During 1987 I and the family made a visit to the Women’s monument in Bloemfontein. The purpose of the monument was to commemorate the deaths of thousands of women and children during the Anglo Boer War. The monument took up a large area of the grounds and we spent a rather tedious hour walking from point to point. Adjacent to the women’s monument the ABB museum was located.
The usual war paraphnalia was exhibited and I left the wife and kids to sort themselves out while I took it easy on a chair.
Later I heard my daughter calling me and very irate too. She showed me an exhibition of clothing for children that lived during the war. Some of the clothing had marks and colouring to make them appear as blood marks. Food tins were paraded as that supplied by the British army to the concentration camps. Nearby was a small heap of triangular bits of metal plating. These triangles were supposed to have been placed in the tins of food and thus poisoned those who ate the contents.
For years after, this particular exhibition bothered me because something seemed awry. The average canned food tin is about 100mm high and about 70mm in diameter and will give a plate a circumference of about 220 mm.

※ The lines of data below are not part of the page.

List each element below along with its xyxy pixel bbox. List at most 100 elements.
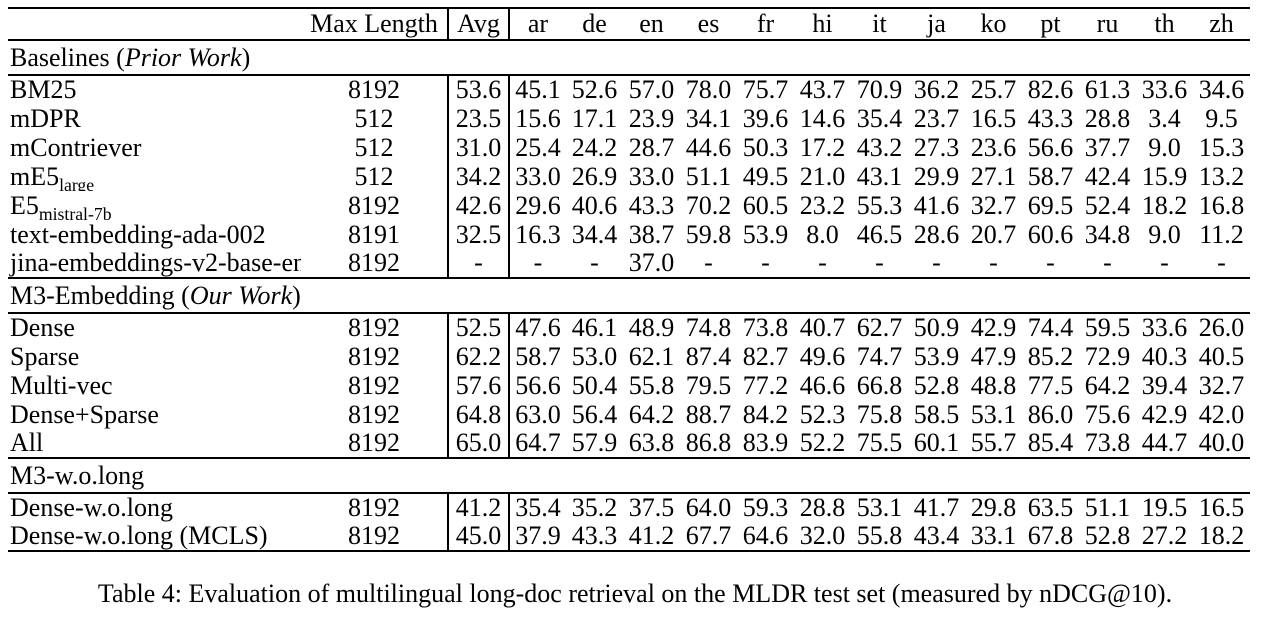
score-cell-ko: 32.7 [970, 191, 1017, 220]
score-cell-de: 57.9 [571, 429, 618, 457]
max-length-cell: 8192 [348, 313, 400, 342]
score-cell-es: 64.0 [685, 493, 732, 522]
score-cell-en: 43.3 [628, 191, 675, 220]
score-cell-ru: 42.4 [1084, 162, 1131, 191]
table-row: All 8192 65.0 64.7 57.9 63.8 86.8 83.9 52.2 75.5 6… [8, 429, 1250, 458]
score-cell-ja: 27.3 [913, 133, 960, 162]
score-cell-pt: 43.3 [1027, 104, 1074, 133]
row-label: Dense+Sparse [10, 400, 159, 429]
score-cell-es: - [704, 249, 713, 277]
score-cell-fr: 64.6 [742, 522, 789, 550]
avg-cell: 62.2 [447, 342, 510, 371]
score-cell-ar: - [533, 249, 543, 277]
score-cell-ja: 60.1 [913, 429, 960, 457]
score-cell-de: 53.0 [571, 342, 618, 371]
table-header-row: Max Length Avg ar de en es fr hi it ja ko pt ru th z… [8, 8, 1250, 40]
max-length-cell: 8192 [348, 249, 400, 277]
score-cell-ja: 36.2 [913, 75, 960, 104]
score-cell-ja: 58.5 [913, 400, 960, 429]
score-cell-ru: - [1103, 249, 1112, 277]
column-header-max-length: Max Length [310, 9, 438, 38]
score-cell-en: 48.9 [628, 313, 675, 342]
section-title: Baselines (Prior Work) [10, 42, 251, 72]
score-cell-hi: 49.6 [799, 342, 846, 371]
section-title: M3-w.o.long [10, 460, 145, 490]
score-cell-ja: 41.6 [913, 191, 960, 220]
score-cell-de: 52.6 [571, 75, 618, 104]
score-cell-ko: 47.9 [970, 342, 1017, 371]
results-table: Max Length Avg ar de en es fr hi it ja ko pt ru th z… [8, 7, 1250, 552]
score-cell-zh: 16.8 [1198, 191, 1245, 220]
score-cell-hi: 17.2 [799, 133, 846, 162]
section-header-row: M3-w.o.long [8, 458, 1250, 493]
score-cell-fr: 82.7 [742, 342, 789, 371]
section-header-row: Baselines (Prior Work) [8, 40, 1250, 75]
avg-cell: 53.6 [447, 75, 510, 104]
score-cell-ru: 75.6 [1084, 400, 1131, 429]
score-cell-ko: 53.1 [970, 400, 1017, 429]
score-cell-ko: 33.1 [970, 522, 1017, 550]
score-cell-ar: 63.0 [515, 400, 561, 429]
column-header-fr: fr [756, 9, 775, 38]
column-header-ar: ar [527, 9, 549, 38]
max-length-cell: 8192 [348, 400, 400, 429]
score-cell-es: 59.8 [685, 220, 732, 249]
table-row: E5mistral-7b 8192 42.6 29.6 40.6 43.3 70.2 60.5… [8, 191, 1250, 220]
score-cell-ar: 29.6 [515, 191, 561, 220]
avg-cell: - [447, 249, 510, 278]
score-cell-th: 44.7 [1141, 429, 1188, 457]
avg-cell: 32.5 [447, 220, 510, 249]
score-cell-hi: 52.3 [799, 400, 846, 429]
score-cell-ko: 55.7 [970, 429, 1017, 457]
score-cell-th: 19.5 [1141, 493, 1188, 522]
score-cell-ar: 15.6 [515, 104, 561, 133]
score-cell-es: 78.0 [685, 75, 732, 104]
score-cell-ar: 35.4 [515, 493, 561, 522]
column-header-avg: Avg [447, 8, 510, 40]
table-caption: Table 4: Evaluation of multilingual long… [97, 579, 1173, 608]
score-cell-pt: 82.6 [1027, 75, 1074, 104]
row-label: E5mistral-7b [10, 191, 112, 220]
score-cell-en: 57.0 [628, 75, 675, 104]
score-cell-ko: 16.5 [970, 104, 1017, 133]
score-cell-th: 39.4 [1141, 371, 1188, 400]
score-cell-th: 9.0 [1148, 133, 1181, 162]
score-cell-ko: 20.7 [970, 220, 1017, 249]
score-cell-pt: - [1046, 249, 1055, 277]
score-cell-zh: 42.0 [1198, 400, 1245, 429]
avg-cell: 41.2 [447, 493, 510, 522]
score-cell-ru: 52.4 [1084, 191, 1131, 220]
score-cell-fr: 39.6 [742, 104, 789, 133]
score-cell-es: 87.4 [685, 342, 732, 371]
table-row: mE5large 512 34.2 33.0 26.9 33.0 51.1 49.5 21.0 4… [8, 162, 1250, 191]
score-cell-es: 34.1 [685, 104, 732, 133]
score-cell-en: 28.7 [628, 133, 675, 162]
score-cell-it: 35.4 [856, 104, 903, 133]
score-cell-hi: 43.7 [799, 75, 846, 104]
score-cell-hi: 46.6 [799, 371, 846, 400]
avg-cell: 65.0 [447, 429, 510, 458]
avg-cell: 52.5 [447, 313, 510, 342]
column-header-pt: pt [1040, 9, 1061, 38]
score-cell-zh: 13.2 [1198, 162, 1245, 191]
score-cell-pt: 56.6 [1027, 133, 1074, 162]
score-cell-en: 33.0 [628, 162, 675, 191]
table-row: BM25 8192 53.6 45.1 52.6 57.0 78.0 75.7 43.7 70.9… [8, 75, 1250, 104]
score-cell-de: 50.4 [571, 371, 618, 400]
score-cell-ja: 41.7 [913, 493, 960, 522]
score-cell-it: 43.2 [856, 133, 903, 162]
score-cell-zh: 15.3 [1198, 133, 1245, 162]
score-cell-ko: 25.7 [970, 75, 1017, 104]
score-cell-it: 75.8 [856, 400, 903, 429]
avg-cell: 42.6 [447, 191, 510, 220]
score-cell-it: 46.5 [856, 220, 903, 249]
score-cell-es: 74.8 [685, 313, 732, 342]
score-cell-pt: 58.7 [1027, 162, 1074, 191]
score-cell-es: 79.5 [685, 371, 732, 400]
table-row: text-embedding-ada-002 8191 32.5 16.3 34.4 38… [8, 220, 1250, 249]
row-label: BM25 [10, 75, 77, 104]
row-label: mE5large [10, 162, 95, 191]
score-cell-it: 55.8 [856, 522, 903, 550]
score-cell-es: 70.2 [685, 191, 732, 220]
score-cell-th: 15.9 [1141, 162, 1188, 191]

In the process the plate is flat and then the triangles are stamped off and the plate rolled up and the open end triangles are now interlocked and the seam is then automatically soldered and the base fitted. I worked for a company that produced tins for fish but: The seam system was abandoned and a full length seam was resorted too.
The food was produced and processed in the UK and it was spread over the entire country and hence highly unlikely that a certain batch would be sent to South Africa and so to concentration camps. Civilians and army staff were getting the same rations.